There’s not a lot of excellent reasoning in market wires to discuss the double digit rally in US wheat last night. US weekly sales for the week ending Feb 6th were OK. They were towards the higher end of trade expectations leading into the release of the report, but at 488kt the volume isn’t huge. It more than meets the weekly volume needed to cover the current USDA seasonal export projection, but it’s not excessive.
Could the punters be piling back into wheat as an inflation hedge, it wouldn’t be the first time commodities get overpriced by the punters when they run out of options to park money, and wheat is cheap.
International cash values certainly do not indicate that the US futures move was justified. The AUD has had more of an impact on the day to day conversion comparison than actual cash wheat values from all of the other major exporters bar the USA. The AUD move is equivalent to roughly +AUD$1.44/t.

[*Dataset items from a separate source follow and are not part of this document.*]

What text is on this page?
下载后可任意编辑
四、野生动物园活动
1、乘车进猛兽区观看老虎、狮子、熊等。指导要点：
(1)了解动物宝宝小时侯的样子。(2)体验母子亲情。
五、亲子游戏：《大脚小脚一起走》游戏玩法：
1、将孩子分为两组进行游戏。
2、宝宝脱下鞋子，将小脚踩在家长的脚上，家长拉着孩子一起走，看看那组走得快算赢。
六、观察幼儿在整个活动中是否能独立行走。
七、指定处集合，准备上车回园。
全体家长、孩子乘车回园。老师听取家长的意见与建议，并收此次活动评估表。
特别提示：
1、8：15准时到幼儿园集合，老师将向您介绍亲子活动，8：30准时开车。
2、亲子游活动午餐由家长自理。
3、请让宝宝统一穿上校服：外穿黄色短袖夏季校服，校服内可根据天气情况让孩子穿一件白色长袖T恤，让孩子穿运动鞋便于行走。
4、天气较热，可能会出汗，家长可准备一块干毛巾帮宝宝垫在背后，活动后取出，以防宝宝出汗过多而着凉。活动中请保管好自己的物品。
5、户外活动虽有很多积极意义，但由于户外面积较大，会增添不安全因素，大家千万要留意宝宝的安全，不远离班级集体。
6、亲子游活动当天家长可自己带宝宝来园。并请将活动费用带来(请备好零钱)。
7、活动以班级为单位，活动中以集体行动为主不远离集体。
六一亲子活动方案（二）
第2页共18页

Is it time to pull on the tin foil hat, probably not. Are we about to see a commodity rally like we have often seen prior to a general market collapse in the middle of year. I hope not. It’d be nice to think that the rally has some fundamental support, maybe some winter kill, or drought threat, but at this stage, middle of Feb, none of these things make a big difference until we get closer to ANZAC day.

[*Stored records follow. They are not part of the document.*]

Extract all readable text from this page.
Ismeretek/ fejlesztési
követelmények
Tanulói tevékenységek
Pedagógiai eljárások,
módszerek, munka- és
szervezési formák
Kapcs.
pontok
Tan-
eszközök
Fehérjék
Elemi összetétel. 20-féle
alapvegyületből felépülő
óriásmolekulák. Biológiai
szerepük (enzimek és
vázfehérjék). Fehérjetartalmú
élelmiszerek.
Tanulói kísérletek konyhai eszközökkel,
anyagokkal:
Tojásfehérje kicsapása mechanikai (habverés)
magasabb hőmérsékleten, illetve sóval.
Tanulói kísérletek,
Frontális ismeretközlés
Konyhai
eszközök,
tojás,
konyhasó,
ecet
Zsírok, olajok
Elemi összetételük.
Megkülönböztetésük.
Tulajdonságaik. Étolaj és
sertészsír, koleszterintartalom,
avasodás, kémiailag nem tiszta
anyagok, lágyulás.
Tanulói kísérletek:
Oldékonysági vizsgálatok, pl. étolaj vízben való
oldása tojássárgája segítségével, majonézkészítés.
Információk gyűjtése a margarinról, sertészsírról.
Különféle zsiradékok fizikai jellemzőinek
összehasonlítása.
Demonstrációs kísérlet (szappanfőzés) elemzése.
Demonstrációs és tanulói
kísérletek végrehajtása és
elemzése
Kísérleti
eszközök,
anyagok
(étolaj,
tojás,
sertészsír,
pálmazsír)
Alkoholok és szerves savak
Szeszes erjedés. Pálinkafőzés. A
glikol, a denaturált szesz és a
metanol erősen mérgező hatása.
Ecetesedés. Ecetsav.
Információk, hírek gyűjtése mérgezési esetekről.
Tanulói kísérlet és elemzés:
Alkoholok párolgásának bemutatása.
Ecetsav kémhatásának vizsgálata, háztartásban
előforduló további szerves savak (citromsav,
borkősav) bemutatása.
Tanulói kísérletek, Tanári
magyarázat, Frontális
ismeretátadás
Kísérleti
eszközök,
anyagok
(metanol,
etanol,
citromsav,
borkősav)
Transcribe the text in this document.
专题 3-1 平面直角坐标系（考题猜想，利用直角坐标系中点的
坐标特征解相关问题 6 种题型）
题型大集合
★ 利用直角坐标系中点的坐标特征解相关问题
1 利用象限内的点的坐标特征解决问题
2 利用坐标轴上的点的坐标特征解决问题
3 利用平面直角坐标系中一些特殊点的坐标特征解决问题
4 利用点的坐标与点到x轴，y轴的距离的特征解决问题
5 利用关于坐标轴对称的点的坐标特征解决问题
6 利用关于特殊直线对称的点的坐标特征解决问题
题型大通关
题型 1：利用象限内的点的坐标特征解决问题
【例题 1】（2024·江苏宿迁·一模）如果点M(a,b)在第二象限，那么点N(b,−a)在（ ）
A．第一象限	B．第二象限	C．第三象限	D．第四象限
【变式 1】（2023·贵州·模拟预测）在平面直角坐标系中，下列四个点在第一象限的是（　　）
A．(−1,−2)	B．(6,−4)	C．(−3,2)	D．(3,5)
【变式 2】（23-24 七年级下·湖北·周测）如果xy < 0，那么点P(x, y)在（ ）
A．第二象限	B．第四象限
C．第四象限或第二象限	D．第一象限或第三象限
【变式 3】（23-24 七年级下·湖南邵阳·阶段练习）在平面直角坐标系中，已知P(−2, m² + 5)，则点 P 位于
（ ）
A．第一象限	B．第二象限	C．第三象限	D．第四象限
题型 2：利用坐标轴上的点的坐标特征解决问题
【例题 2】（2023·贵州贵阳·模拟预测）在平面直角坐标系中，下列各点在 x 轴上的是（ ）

Let’s hope the funds continue to cover their open wheat shorts at Chicago, dragging US wheat values higher, and our local basis is somehow kept at the current lofty values. Can’t see that happening without continued dry weather either.
Rapeseed and canola futures were also higher last night, drawn by a higher close in Chicago soybeans. Combined this with the weaker AUD and we should see some of yesterdays decline in local canola bids handed back today. Why US soybeans continue to rally is a gamble all of its own.